The chief disadvantage of a Phase I environmental report is that it includes no subsurface investigations. Because their methods are non-invasive, their conclusions cannot guarantee the absence of pollutants in the soil, surface waters, groundwater, or on-site structures.  That’s why disclaimers to this effect are standard in such reports. Premises Pollution Liability may address potential unknown conditions that a Phase I report may have failed to discover.  It’s also why a Site Pollution policy provides not only an ideal backstop for unknown legacy issues, but also a vital mechanism to protect the insured against future environmental losses or claims.

My standard property insurance policy already includes coverage for pollution.
Be sure to read the fine print.  Most standard markets have broad pollution exclusions on their property policies.  Those that don’t will typically provide only a very low sublimit to address a pollution-related loss, or their coverage terms are so narrowly defined that they will not respond to the vast majority of common loss scenarios.  It is for these reasons that specialized pollution policies were developed in the first place, tailored to meet your clients’ unique manufacturing exposures.
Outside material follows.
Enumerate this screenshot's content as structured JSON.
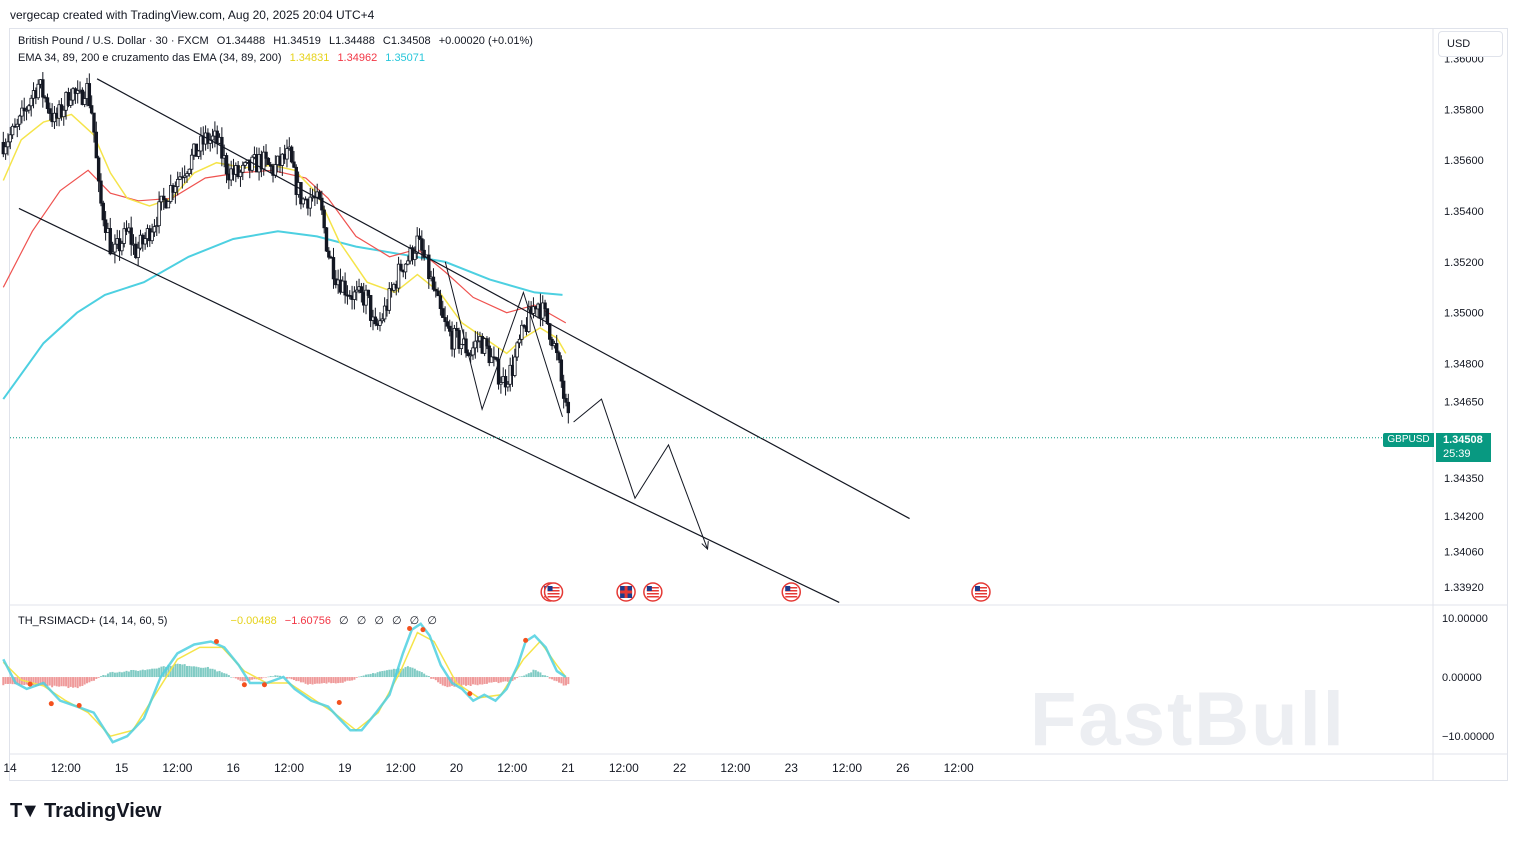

My landlord is requiring me to buy this coverage, so I just want the cheapest cost possible.
Price consciousness is at the forefront of most decisions, but as we all know, cost and value are not synonymous.  To sell a client an inferior product that leaves them bare in situations they thought had been addressed, may not only leave them vulnerable to environmental liability, but may also lead to errors and omissions claims against you.


The required application and underwriting information will vary on the insured and coverage being requested. Please contact us to discuss any opportunities. Combined General Liability/Products Pollution policies start as low as $10,000 plus taxes and fees depending upon the revenues, type of product manufactured, and limits requested.

Items to be submitted along with a products supplemental application:

  • All sections of specialty application completed, and the application signed.
  • ACORD 125 and 126 forms, fully completed, dated and signed.
  • Resumes or statement of qualifications for key personnel.
  • Financial statements for the most recent two years, including balance sheet and income statement.
  • Three years currently valued GL and property loss runs.
  • Complete copies of environmental site assessments performed on the subject property.
  • Spill Prevention, Control, and Countermeasure (SPCC) Plan for the subject property.
  • Product information, including material data safety sheets (MSDS) where applicable.